When not at panels or browsing the bookstalls, a group of book bloggers held court in the Polo Lounge bar. This, for me, was the best part of the whole experience. I had arranged to link up with two fellow convention novices: Amanda from Floor to Ceiling Books and Jason from Kamvision [left]. Having conversed via Twitter for a while, it was great to meet them in person. They are part of the team behind the very useful new resource Scrying the Fantastic, which posts “forthcoming releases in the field of speculative fiction”, and they are both very passionate and knowledgeable about books! As were Adrian (@Figures) and Adam (@Ghostfinder) [below right] with whom I had some fascinating discussions. I also got to meet @Nextread at last, Gav being one of the first people I ‘met’ on Twitter and through his Nextread website I discovered the world of book blogging.

The biggest revelation to me, as a convention novice, was how approachable and friendly the authors were. I was in awe at the breadth of talent contained within one hotel. While I admit I did not recognise many faces other than those I have encountered through Twitter, my wishlist has suddenly lengthened as a direct result of meeting so many gifted and interesting writers. It’s not everyday you find yourself discussing Java in a bar with Tony Ballantyne, or admiring Alex Bell’s new shoes!

Having time to reflect on the bus home, I found myself admiring a friendly and open community, filled with intelligent and thoughtful people, all with a shared love of books and speculative fiction. For me, Eastercon opened my eyes to a whole new world, one where I can indulge my reading habits and have discussions on the merits, or lack thereof, of Stephen Donaldson’s Thomas Covenant character. I have caught the convention bug…I’ll be back!

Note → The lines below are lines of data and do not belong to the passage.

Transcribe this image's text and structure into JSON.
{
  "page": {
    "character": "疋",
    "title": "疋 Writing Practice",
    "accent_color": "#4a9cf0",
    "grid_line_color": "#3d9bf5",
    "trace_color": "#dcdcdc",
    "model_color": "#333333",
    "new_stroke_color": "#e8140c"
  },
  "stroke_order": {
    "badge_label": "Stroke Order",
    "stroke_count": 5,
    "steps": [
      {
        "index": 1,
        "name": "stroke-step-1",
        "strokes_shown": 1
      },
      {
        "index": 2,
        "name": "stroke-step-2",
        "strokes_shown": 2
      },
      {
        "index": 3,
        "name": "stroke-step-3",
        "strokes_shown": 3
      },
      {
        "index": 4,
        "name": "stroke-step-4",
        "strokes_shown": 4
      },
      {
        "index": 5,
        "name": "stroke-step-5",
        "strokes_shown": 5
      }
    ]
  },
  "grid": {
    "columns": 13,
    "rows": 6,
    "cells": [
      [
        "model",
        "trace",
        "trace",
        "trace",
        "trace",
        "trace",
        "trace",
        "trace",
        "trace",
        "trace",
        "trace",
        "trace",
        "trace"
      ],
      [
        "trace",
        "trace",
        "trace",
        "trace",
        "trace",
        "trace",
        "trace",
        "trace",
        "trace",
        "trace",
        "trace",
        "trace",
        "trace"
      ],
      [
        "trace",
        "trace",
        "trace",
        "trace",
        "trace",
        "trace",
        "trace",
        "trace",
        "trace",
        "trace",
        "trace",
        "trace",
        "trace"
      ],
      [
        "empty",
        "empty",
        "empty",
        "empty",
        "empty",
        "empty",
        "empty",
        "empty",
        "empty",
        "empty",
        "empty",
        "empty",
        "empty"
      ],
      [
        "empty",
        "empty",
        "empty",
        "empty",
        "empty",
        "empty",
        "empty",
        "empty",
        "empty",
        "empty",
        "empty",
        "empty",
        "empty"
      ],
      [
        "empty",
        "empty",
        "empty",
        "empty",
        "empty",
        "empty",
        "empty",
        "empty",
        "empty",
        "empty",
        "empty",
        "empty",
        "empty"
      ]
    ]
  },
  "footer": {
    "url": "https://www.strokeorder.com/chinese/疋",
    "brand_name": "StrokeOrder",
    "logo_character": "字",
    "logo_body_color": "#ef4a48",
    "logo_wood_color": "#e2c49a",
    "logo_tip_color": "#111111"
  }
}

  1. This sounds like an amazing trip! I wish I was able to get to a convention myself. I would LOVE to go to one. I just wish there was one closer to me. Although, there really could be and I just can't find it. I will have to look harder and keep an ear open. Glad you had such fun!

  2. Thanks :-)
    I have an advantage, living in London, but it was a great experience, one I will repeat (fingers crossed).